Over the course of two months, students from all around the world will be working under the supervision of TAU faculty members in university labs and research teams, enjoying full access to TAU campus services, extensive libraries, and online resources. They will also be taking advantage of everything that Tel Aviv has to offer in the summer!

The summer research program at TAU is divided into two distinct tracks, one in social sciences and humanities , and another in sciences which include everything from psychology to engineering, life sciences, and exact sciences. When applying, students choose the project that best aligns with their academic interests and are accepted into the program upon approval from the lead researcher. 

This year, over 60 students have already begun their work, aiming to present their results at the end of July. Initially, students sit down with the lead researcher in their chosen lab to define the project scope and goals. The work typically involves not only literature review and analysis, but also conducting experiments to test their hypotheses, and validating results. This approach ensures participants gain hands-on practical experience.

From Insurance Policies to the Gig Economy, and Fiction Books

Speaking to participants during the kick-off meeting for the Summer Research Program in Humanities and Social Sciences, Prof. Milette Shamir, the head of the program and the VP for International at TAU, emphasized that the university values the opportunity to host international students on campus.
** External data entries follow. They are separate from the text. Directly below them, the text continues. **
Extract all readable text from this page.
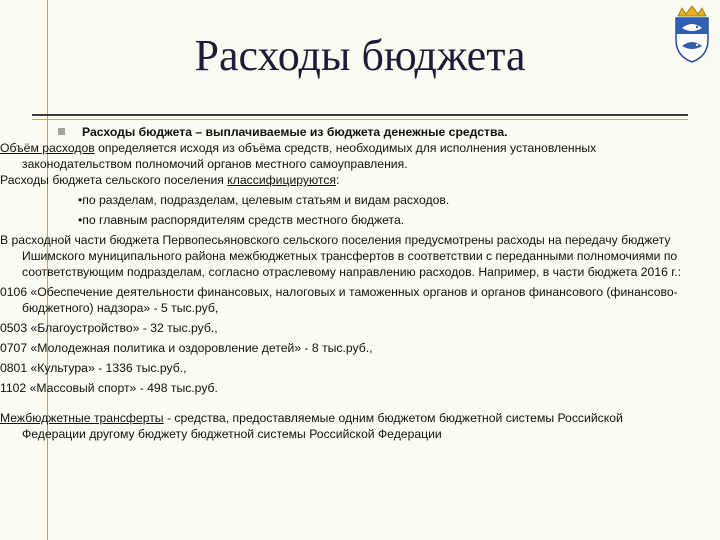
Расходы бюджета
Расходы бюджета – выплачиваемые из бюджета денежные средства.

Объём расходов определяется исходя из объёма средств, необходимых для исполнения установленных законодательством полномочий органов местного самоуправления.

Расходы бюджета сельского поселения классифицируются:

•по разделам, подразделам, целевым статьям и видам расходов.

•по главным распорядителям средств местного бюджета.

В расходной части бюджета Первопесьяновского сельского поселения предусмотрены расходы на передачу бюджету Ишимского муниципального района межбюджетных трансфертов в соответствии с переданными полномочиями по соответствующим подразделам, согласно отраслевому направлению расходов. Например, в части бюджета 2016 г.:

0106 «Обеспечение деятельности финансовых, налоговых и таможенных органов и органов финансового (финансово-бюджетного) надзора» - 5 тыс.руб,

0503 «Благоустройство» - 32 тыс.руб.,

0707 «Молодежная политика и оздоровление детей» - 8 тыс.руб.,

0801 «Культура» - 1336 тыс.руб.,

1102 «Массовый спорт» - 498 тыс.руб.

Межбюджетные трансферты - средства, предоставляемые одним бюджетом бюджетной системы Российской Федерации другому бюджету бюджетной системы Российской Федерации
“In a crisis, turmoil, and change, the value of social sciences research begins to surface even more than usual as access to credible information becomes exceptionally valuable, along with critical reading and thinking.” — Prof. Milette Shamir

Projects in this track are extremely diverse: one examines the rise of the populist radical right parties and the news slant across different news outlets, while another assesses the effects of interventions by the International Monetary Fund. There are also projects investigating legal obstacles to breast cancer treatment, the nature of the Israeli-Palestinian conflict, and the emergence of leadership structures among ride-hailing drivers in India.

what are some research questions on student engagement

Introductory Session for Summer Research Program in Humanities and Social Sciences

For Wu Sijia from the Joint Institute for Jewish Studies at Shandong University, this program is an opportunity to take her PhD studies to the next level. She focuses on religious studies and is particularly interested in the interrelationship between the secular and religious worlds in Israel. 

“Coming to Israel is important for my research.”

During her research internship, Sijia will be reading twelve fiction books and memoirs for her project on the images of Jews and their relation with non-Jews in Eastern Europe.

Diving into Lab Work

Prof. Ben Maoz, who is heading the Summer Research Program in Sciences, reassured the students that at TAU, they will receive all the support necessary to experience research (and Tel Aviv) in the best way possible. 

‘It will give you a really good sense of research because you will be in the labs.” — Prof. Ben Maoz

In the sciences program, the projects span genetic engineering, astrophysics, neuroscience, physics, biomedicine, and other fields.

what are some research questions on student engagement

Introductory Session for Summer Research Program in Sciences

Have you ever wondered how toothbrushes factor into anthropological research? Students interning at the Biohistory and Evolutionary Medicine Laboratory will be using them in their work with skeletal remains from two excavation sites in Israel to clean the bones. Their project involves preserving and reconstructing the skeletons, and retrieving biological data about the general health and demographic profile of the individuals.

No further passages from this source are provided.